Esplenomegalia e eventualmente hepatomegalia fazem parte do quadro clínico das anemias hemolíticas. Em geral trata-se de esplenomegalia moderada, cujo volume depende do grau e da rapidez de instalação da hemólise. Nas anemias hemolíticas adquiridas de instalação aguda pode demorar alguns dias para que se possa observar o aumento do baço. Esplenomegalias maciça podem ser

observadas na talassemia maior não tratada ou tratada inadequadamente. Está presente também na esferocitose.

OBS: Outras anemias

O aumento do baço não é uma manifestação muito presente em outras formas de anemia; pode ser observado em até 30% dos pacientes com anemia ferropriva ou com anemia megaloblástica, especialmente na infância, porém um com aumento mínimo ou moderado é observado

  • Hipertrofias de Depósitos

A doença de Gaucher resulta do acúmulo de glicocerebrosídeos nas células da linhagem de monócitos-macrófagos do fígado, do baço, dos gânglios linfáticos e da medula óssea. A doença tem três formas ou variantes, cada uma delas

devida a defeitos moleculares diferentes:

Tipo 1, forma do adulto ou forma crônica não neuropática; mais comum; é autossômica

  • recessiva
  • Tipo 2 ou forma neuropática aguda;
  • Tipo 3 ou forma neuropática subaguda juvenil.

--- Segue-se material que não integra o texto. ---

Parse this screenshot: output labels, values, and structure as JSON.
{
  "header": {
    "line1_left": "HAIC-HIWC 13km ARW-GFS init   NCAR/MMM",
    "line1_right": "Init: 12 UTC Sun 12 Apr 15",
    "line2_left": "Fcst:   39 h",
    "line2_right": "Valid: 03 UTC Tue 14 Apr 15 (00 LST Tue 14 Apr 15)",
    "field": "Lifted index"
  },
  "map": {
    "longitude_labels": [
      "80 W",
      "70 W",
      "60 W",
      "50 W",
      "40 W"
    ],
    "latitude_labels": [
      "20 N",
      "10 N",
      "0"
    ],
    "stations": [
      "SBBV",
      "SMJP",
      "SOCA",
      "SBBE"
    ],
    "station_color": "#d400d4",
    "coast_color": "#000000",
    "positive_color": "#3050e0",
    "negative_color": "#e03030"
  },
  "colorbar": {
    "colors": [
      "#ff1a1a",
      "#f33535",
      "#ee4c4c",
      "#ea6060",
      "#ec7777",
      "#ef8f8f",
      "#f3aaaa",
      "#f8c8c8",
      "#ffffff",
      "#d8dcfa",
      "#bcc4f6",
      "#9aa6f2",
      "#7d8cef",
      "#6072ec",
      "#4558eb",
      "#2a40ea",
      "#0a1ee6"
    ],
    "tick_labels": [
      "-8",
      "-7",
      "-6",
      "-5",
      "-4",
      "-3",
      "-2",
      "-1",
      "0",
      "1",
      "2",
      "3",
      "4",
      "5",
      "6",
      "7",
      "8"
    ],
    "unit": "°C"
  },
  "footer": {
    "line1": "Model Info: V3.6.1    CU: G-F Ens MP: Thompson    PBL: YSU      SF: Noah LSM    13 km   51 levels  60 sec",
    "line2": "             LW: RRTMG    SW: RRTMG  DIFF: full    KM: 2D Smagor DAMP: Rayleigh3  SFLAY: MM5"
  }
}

Em todas elas o aumento do baço pode ser muito volumoso e ser acompanhado de trombocitopenia e anemia.

  • Neoplasias

As neoplasias, especialmente do sistema linfo-hematopoético, constituem uma causa comum de esplenomegalia. O aumento do órgão pode ser muito variável, desde esplenomegalias apenas detectáveis com ultrassonografi a até esplenomegalias gigantescas, em geral não dolorosas, mas que podem tornar-se dolorosas quando se superpõem infartos.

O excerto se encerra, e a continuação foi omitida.